5º. No caso sub judice, nos termos e para os efeitos do disposto no art.636° do CPC, o âmbito do presente recurso, perante a possibilidade da sua procedência - o que apenas por mera hipótese se admite - deverá ser ampliado, conhecendo-se as seguintes questões:

- O A. Recorrente não alegou, demonstrou ou provou a existência de qualquer Dano, consistente na "supressão ou diminuição duma situação jurídica favorável que estava protegida pelo Direito" (v. Menezes Cordeiro, Direito das Obrigações, 1980, Vol. li, AAFDL, p.p. 283; cfr.
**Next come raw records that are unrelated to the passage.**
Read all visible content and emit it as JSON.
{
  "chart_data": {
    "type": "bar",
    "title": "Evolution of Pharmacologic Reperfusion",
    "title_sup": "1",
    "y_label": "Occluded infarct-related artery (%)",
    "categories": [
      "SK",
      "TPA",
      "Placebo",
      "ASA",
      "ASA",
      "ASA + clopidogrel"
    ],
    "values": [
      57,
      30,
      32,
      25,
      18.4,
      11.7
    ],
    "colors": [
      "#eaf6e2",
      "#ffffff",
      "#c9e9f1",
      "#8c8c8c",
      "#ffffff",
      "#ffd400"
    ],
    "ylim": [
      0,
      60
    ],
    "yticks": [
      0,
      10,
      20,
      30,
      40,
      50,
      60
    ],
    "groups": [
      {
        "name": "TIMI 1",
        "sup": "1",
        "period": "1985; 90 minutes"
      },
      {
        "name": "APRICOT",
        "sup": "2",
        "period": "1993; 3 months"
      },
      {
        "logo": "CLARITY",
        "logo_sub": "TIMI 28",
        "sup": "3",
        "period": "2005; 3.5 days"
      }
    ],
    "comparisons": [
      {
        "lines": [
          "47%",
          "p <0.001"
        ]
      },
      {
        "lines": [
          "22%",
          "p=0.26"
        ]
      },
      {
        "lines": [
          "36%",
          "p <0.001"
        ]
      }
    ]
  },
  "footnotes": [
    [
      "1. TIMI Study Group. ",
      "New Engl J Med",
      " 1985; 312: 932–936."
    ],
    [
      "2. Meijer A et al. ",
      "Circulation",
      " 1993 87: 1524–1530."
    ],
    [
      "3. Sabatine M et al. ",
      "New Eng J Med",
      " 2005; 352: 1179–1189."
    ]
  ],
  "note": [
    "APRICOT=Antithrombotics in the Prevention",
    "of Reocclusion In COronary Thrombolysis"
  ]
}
Gomes da Silva, O Dever de Prestar e o Dever de Indemnizar, 1944, 80), consubstanciado em perda de oportunidade ou de "chance" que fundamente a pretensão indemnizatória peticionada e que foi sufragada pelo Tribunal "a quo", não tendo minimamente ficado provado - face à ineficácia e inoponibilidade do caso julgado - ou sequer sido alegado uma probabilidade séria da procedência dos alegados direitos do Recorrente (v. arts. 483° e segs. e 798° e segs. do C. Civil; cfr. art. 342° do C. Civil).

- O A. Recorrente não invocou ou demonstrou - como lhe competia (v. art. 342° do C. Civil) -, nem se verificam in casu os pressupostos de que dependeria a responsabilidade do R. DD pelos pretensos danos e prejuízos invocados e pelos quais foi condenado (arts. 9°, 342°, 496°, 483° e segs., 562° a 566°, 798° e segs., do C. Civil).

- A eventual indemnização a atribuir pelo Tribunal "a quo" nos presentes autos pelo prejuízo que resulta dos alegados erros e omissões do R. DD "consubstancia a figura da perda de chance" pelo que teria necessariamente de ser determinada de acordo com juízos de equidade (v. arts. 562° e 566° do C. Civil; cfr. Ac. STJ de 2010.09.28, Proc. 171/2002.S1, e Ac. RL de 2010.03.04, Proc. 1.410/2004.0TVLSB.L 1-8, ambos in www.dgsi.pt).

- No caso sub judice, do montante indemnizatório a arbitrar sempre teria de ser descontada a franquia no valor de € 5.000,00 contratada no contrato de seguro celebrado com a ora Recorrente, a qual fica a cargo do segurado DD.

- o douto acórdão ora recorrido não merece assim qualquer censura, face à ineficácia e inoponibilidade do caso julgado e respetiva matéria que deverá ser dada como não provada e novamente julgada, ex vi dos arts. 99°/1 do EOA arts. 137° e segs. da LCS (DL 72/2008), arts. 9°, 342°, 496°, 483º e segs., 512º e segs., 566° e 798° e segs. do C. Civil).

NESTES TERMOS,

Deve ser negado provimento ao presente recurso e, em consequência, ser mantido o Acórdão Recorrido, na parte impugnada, com as legais consequências.

2.4. A única questão quer importa apreciar no presente recurso consiste em saber se a sentença proferida na acção proposta pelo lesado contra o lesante, transitada em julgado, vale na acção posterior proposta pelo mesmo lesado contra a Seguradora do lesante, que não interveio na primeira, como autoridade de caso julgado.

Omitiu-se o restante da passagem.